Ictus, studio internazionale promuove tecnica innovativa per il trattamento

Risultati dello Studio ASTER presentati all’International Stroke Conference

ictusHouston, 23 febbraio 2017 – Annunciata oggi, nel corso della sessione di apertura della International Stroke Conference a Houston in Texas, la presentazione dei risultati dello studio ASTER, il primo trial indipendente e randomizzato di comparazione del sistema di aspirazione Penumbra con l’uso di stent retriever.

Lo studio ASTER fornisce ulteriori evidenze scientifiche sull’utilizzo della tecnica di aspirazione Penumbra di prima linea nel trattamento con trombectomia per l’ictus ischemico quale parte della tecnica ADAPT (A Direct Aspiration, First Pass Technique).

Il dott. Michel Piotin, MD, principale ricercatore dello studio e neuroradiologo all’ospedale Rothschild Fondation di Parigi ha dichiarato che “lo studio ASTER dimostra che, nell’impiego della tecnica ADAPT, l’avvio del trattamento con aspirazione possiede la medesima efficacia dello stent retriever”. Il dott. Piotin ha, inoltre, aggiunto che “la tecnica ADAPT offre la possibilità di far seguire all’aspirazione effettuata con il sistema Penumbra l’utilizzo di uno stent retriever, con conseguenti effetti positivi in termini di risparmio di tempo”.

I dati dimostrano che la tecnica ADAPT ha messo a confronto i due sistemi rilevando i seguenti dati positivi: dei pazienti trattati con il sistema di aspirazione Penumbra ha raggiunto l’endpoint primario di TICI 2b/3 al termine della procedura l’85.4%, rispetto all’83% dei pazienti trattati con stent retriever (p=0.53).
Inoltre, il 63% dei pazienti trattati con il sistema di aspirazione Penumbra ha raggiunto l’endpoint secondario di TICI 2b/3 dopo l’intervento, rispetto al 67.7% trattato con stent retriever (p=0.33).
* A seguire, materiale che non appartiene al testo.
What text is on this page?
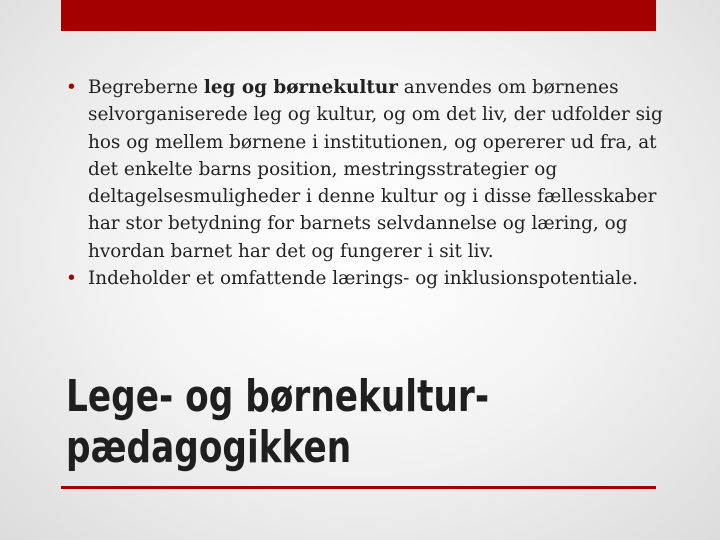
• Begreberne leg og børnekultur anvendes om børnenes selvorganiserede leg og kultur, og om det liv, der udfolder sig hos og mellem børnene i institutionen, og opererer ud fra, at det enkelte barns position, mestringsstrategier og deltagelsesmuligheder i denne kultur og i disse fællesskaber har stor betydning for barnets selvdannelse og læring, og hvordan barnet har det og fungerer i sit liv.

• Indeholder et omfattende lærings- og inklusionspotentiale.

Lege- og børnekultur-
pædagogikken
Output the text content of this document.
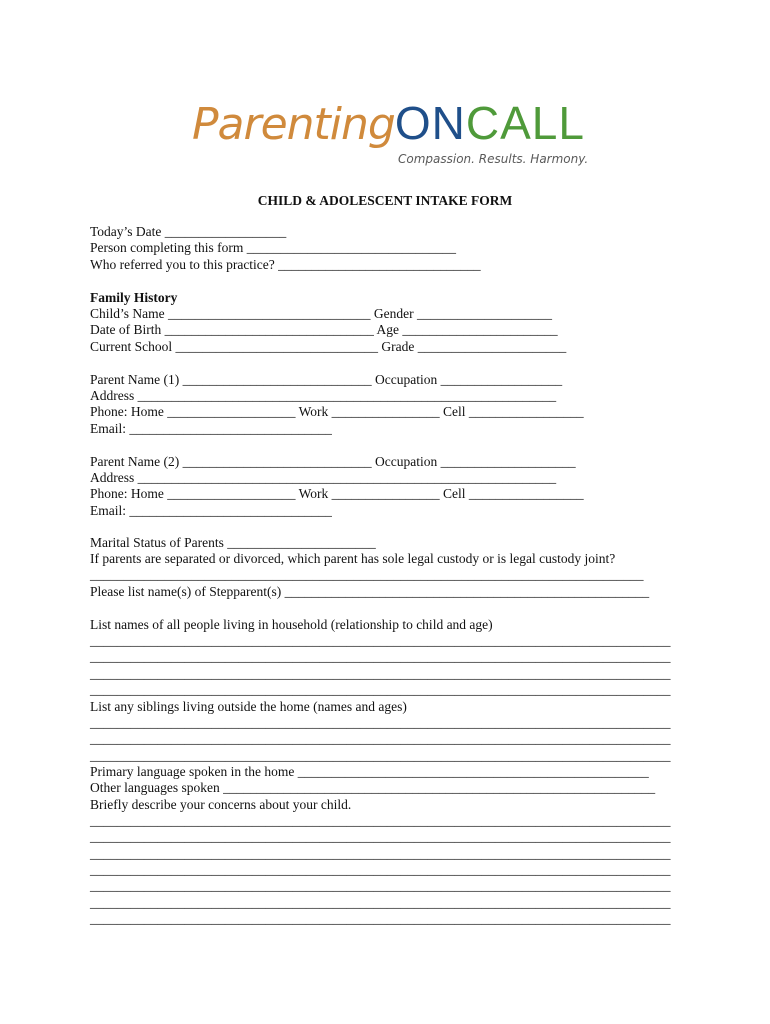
ParentingONCALL
Compassion. Results. Harmony.
CHILD & ADOLESCENT INTAKE FORM
Today’s Date __________________
Person completing this form _______________________________
Who referred you to this practice? ______________________________
Family History
Child’s Name ______________________________ Gender ____________________
Date of Birth _______________________________ Age _______________________
Current School ______________________________ Grade ______________________
Parent Name (1) ____________________________ Occupation __________________
Address ______________________________________________________________
Phone: Home ___________________ Work ________________ Cell _________________
Email: ______________________________
Parent Name (2) ____________________________ Occupation ____________________
Address ______________________________________________________________
Phone: Home ___________________ Work ________________ Cell _________________
Email: ______________________________
Marital Status of Parents ______________________
If parents are separated or divorced, which parent has sole legal custody or is legal custody joint?
__________________________________________________________________________________
Please list name(s) of Stepparent(s) ______________________________________________________
List names of all people living in household (relationship to child and age)
______________________________________________________________________________________
______________________________________________________________________________________
______________________________________________________________________________________
______________________________________________________________________________________
List any siblings living outside the home (names and ages)
______________________________________________________________________________________
______________________________________________________________________________________
______________________________________________________________________________________
Primary language spoken in the home ____________________________________________________
Other languages spoken ________________________________________________________________
Briefly describe your concerns about your child.
______________________________________________________________________________________
______________________________________________________________________________________
______________________________________________________________________________________
______________________________________________________________________________________
______________________________________________________________________________________
______________________________________________________________________________________
______________________________________________________________________________________
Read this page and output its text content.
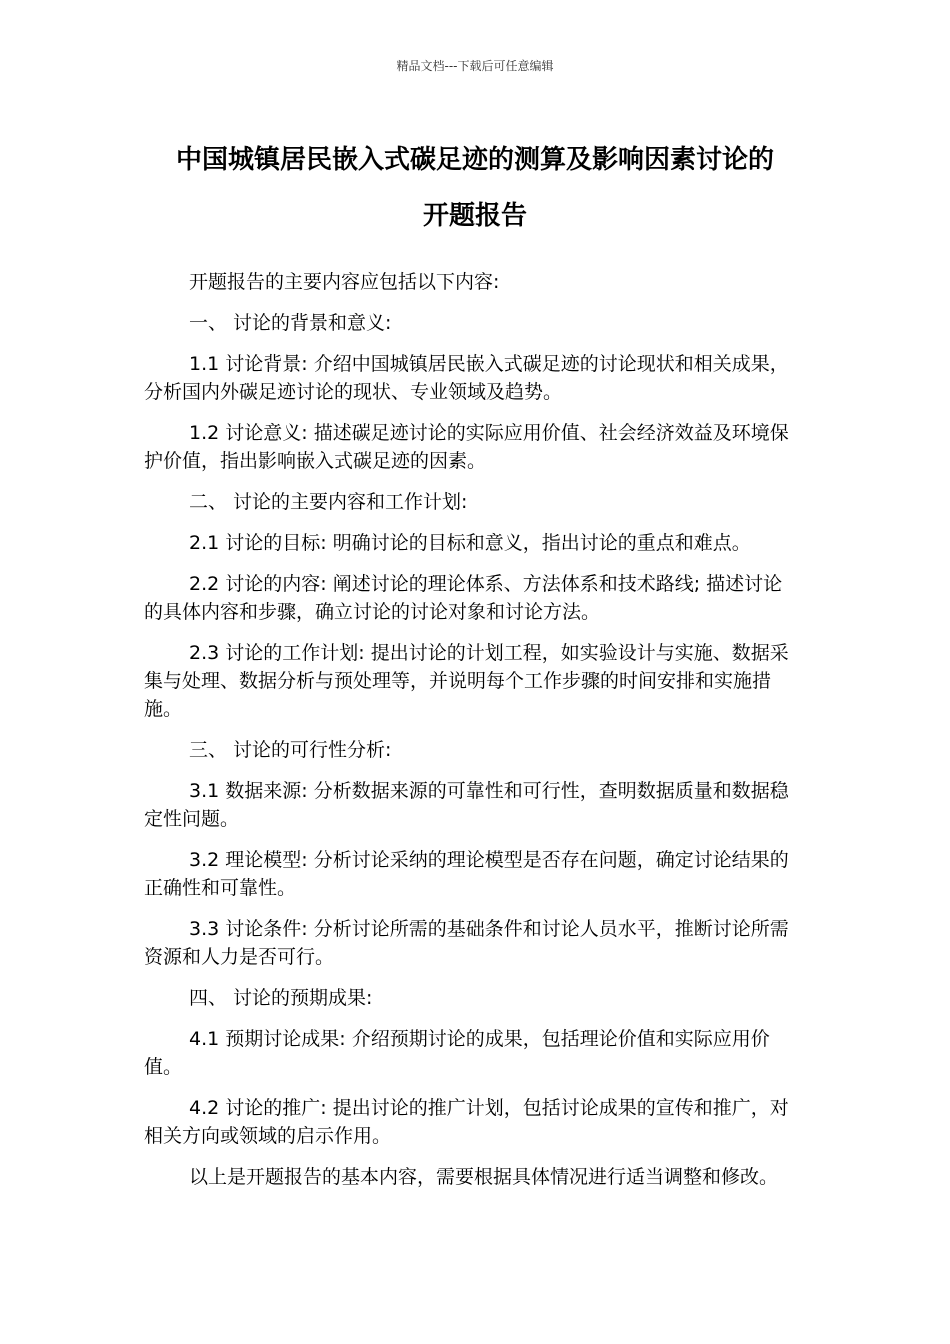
精品文档---下载后可任意编辑
中国城镇居民嵌入式碳足迹的测算及影响因素讨论的
开题报告

开题报告的主要内容应包括以下内容:

一、 讨论的背景和意义:

1.1 讨论背景: 介绍中国城镇居民嵌入式碳足迹的讨论现状和相关成果，分析国内外碳足迹讨论的现状、专业领域及趋势。

1.2 讨论意义: 描述碳足迹讨论的实际应用价值、社会经济效益及环境保护价值，指出影响嵌入式碳足迹的因素。

二、 讨论的主要内容和工作计划:

2.1 讨论的目标: 明确讨论的目标和意义，指出讨论的重点和难点。

2.2 讨论的内容: 阐述讨论的理论体系、方法体系和技术路线; 描述讨论的具体内容和步骤，确立讨论的讨论对象和讨论方法。

2.3 讨论的工作计划: 提出讨论的计划工程，如实验设计与实施、数据采集与处理、数据分析与预处理等，并说明每个工作步骤的时间安排和实施措施。

三、 讨论的可行性分析:

3.1 数据来源: 分析数据来源的可靠性和可行性，查明数据质量和数据稳定性问题。

3.2 理论模型: 分析讨论采纳的理论模型是否存在问题，确定讨论结果的正确性和可靠性。

3.3 讨论条件: 分析讨论所需的基础条件和讨论人员水平，推断讨论所需资源和人力是否可行。

四、 讨论的预期成果:

4.1 预期讨论成果: 介绍预期讨论的成果，包括理论价值和实际应用价值。

4.2 讨论的推广: 提出讨论的推广计划，包括讨论成果的宣传和推广，对相关方向或领域的启示作用。

以上是开题报告的基本内容，需要根据具体情况进行适当调整和修改。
Lo studio ASTER non mostra differenze significative in termini di indice di rivascolarizzazione e sicurezza tra le due tecniche di trombectomia – aspirazione Penumbra e stent retriever – nel trattamento dello stroke ischemico acuto con occlusione arteriosa”, dichiara Bertrand Lapergue, MD, PhD, Dipartimento di Neurologia, Stroke center, Ospedale Foch dell’Università Versailles Saint-Quentin en Yvelines, e coordinatore scientifico del trial. Lo stesso Bertrand Lapergue dichiare inoltre che “gli ampi criteri di eleggibilità raggiunti con ASTER rendono generalmente applicabili i risultati alla maggioranza dei pazienti con occlusione arteriosa”.

Gli endpoint di sicurezza secondari presentati, tra cui l’embolizzazione (ENT) e l’emorragia intracranica sintomatica (Sich), non sono risultati statisticamente differenti nell’utilizzo delle due diverse tecniche.